I doesn’t take long before they begin rolling in, lots of times they have a trauma team on standby, and it isn’t me, as staff take those spots in hopes they get to sit around all day. I will have better luck in the evenings, as I am a mid-shifter. When we got down to just a few teams of help. One evening I hear the trauma page go off the vocera, the charge nurse goes downstairs to assess the trauma bay. We assemble into the trauma room that is prepared with the prep, instruments in room already and pack on the table. We wait to hear if it is going to come up. The charge nurse pages, coming up. We scramble to open everything in the room. Within seconds the ER is at our door, up from the trauma elevator, and a gentleman who had a car crush him while changing a tire arrives.
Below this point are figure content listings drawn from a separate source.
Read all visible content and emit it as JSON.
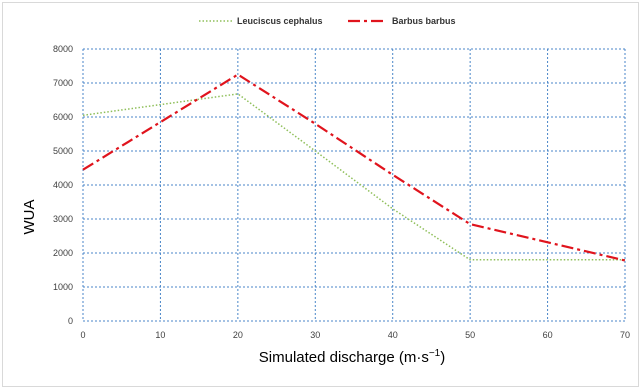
{
  "chart_data": {
    "type": "line",
    "x": [
      0,
      20,
      30,
      40,
      50,
      70
    ],
    "xticks": [
      "0",
      "10",
      "20",
      "30",
      "40",
      "50",
      "60",
      "70"
    ],
    "yticks": [
      "0",
      "1000",
      "2000",
      "3000",
      "4000",
      "5000",
      "6000",
      "7000",
      "8000"
    ],
    "xlim": [
      0,
      70
    ],
    "ylim": [
      0,
      8000
    ],
    "xlabel": "Simulated discharge (m·s",
    "xlabel_sup": "−1",
    "xlabel_end": ")",
    "ylabel": "WUA",
    "grid": true,
    "legend_position": "top-center",
    "series": [
      {
        "name": "Leuciscus cephalus",
        "values": [
          6050,
          6680,
          5000,
          3300,
          1800,
          1800
        ],
        "color": "#8fbf5a",
        "style": "dotted"
      },
      {
        "name": "Barbus barbus",
        "values": [
          4450,
          7250,
          5800,
          4300,
          2850,
          1780
        ],
        "color": "#e0141d",
        "style": "dash-dot"
      }
    ],
    "grid_color": "#4a86c8"
  }
}
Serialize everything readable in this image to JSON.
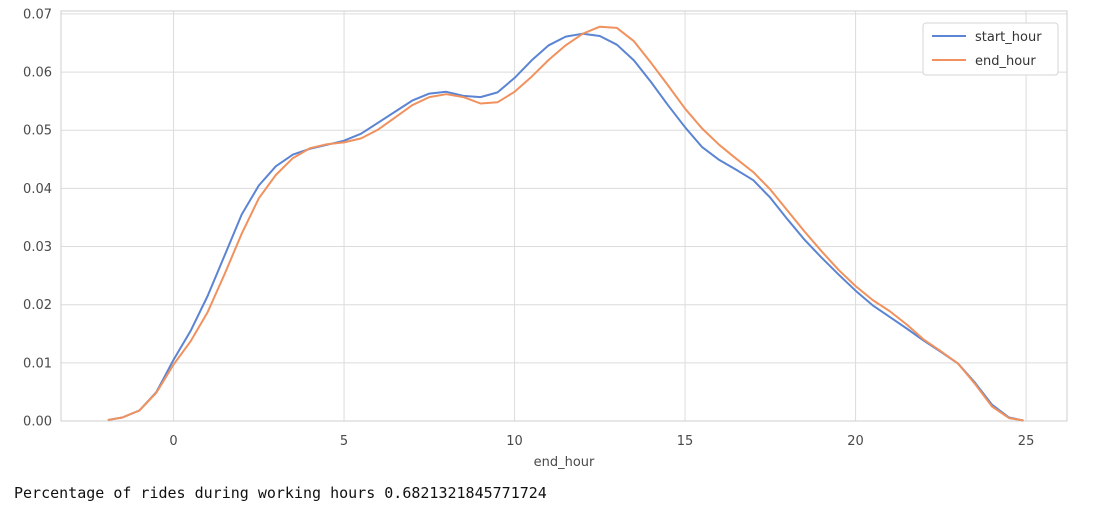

The man isn’t conscious; they had secured his airway downstairs. It’s within seconds we grab and pull him onto the table. Assessing his body, with obvious broken bones from the pelvis down. We secure him safely to the bed, and splash betadine on his abdomen for general surgery to begin. They sweep the abdomen for any signs of bleeding, they discover a spleen laceration, and quickly an ask for a harmonic and staplers to begin to take out what they can to stop the hemorrhaging. I feel like in these moments I am having a out of body experience, that I am processing massive amounts of information in an attempt to save a life, and detached from the actual brutality of what this man has been through and what we are doing to save him.
The case finishes, and this is not the last time I see this man. The poor man had severe pelvic fractures, both femurs broken. Ortho begins to bring the man to the OR what seems like day after day, repairing one bone, then the next, then onto the pelvic fracture. At this point it is noted that he is also having neurological decline and begins to have IR intervention to assess brain flow. Within days he is developing wounds and massive debridement’s to his trunk and sacrum. I watch as this man loses a limb, loses his penis and scrotum from the crush injury complications. I begin to wonder if this would be a life he would have chosen, if he had a choice if he would continue with all of these surgeries? I would hope the attendings explain all the potential outcomes to families, but I also know residents like to learn and feel maybe that overshadows the actual person’s pain.
I am thankful that I don’t have to have those conversations with patients and families, and I often wonder how I would approach the families if it was me. Would I offer hope to a family in these situations or explain to them that we can attempt to cut and paste on this person for months, and they will likely die from complications in so many months. Do people have the ability to say No to life sustaining measures when given a choice? Biologically our body always wants to live and repair, can our minds push past that, and realize that sometimes dying is the easiest choice.
I saw many traumas while I was at that assignment. I am pretty sure 90% of them died, most of them died in the elevator before they even got to the OR, as I watched people’s chests cut open like a clamshell and residents massaging the heart that had died two minutes prior. Blood all over the floor, people frantically trying to save these people who didn’t deserve to be here. I can now successfully say I am a trauma OR nurse, I feel the skills I gained were less physical and more psychological in being able to navigate the chaos of most of the final moments in these people’s lives.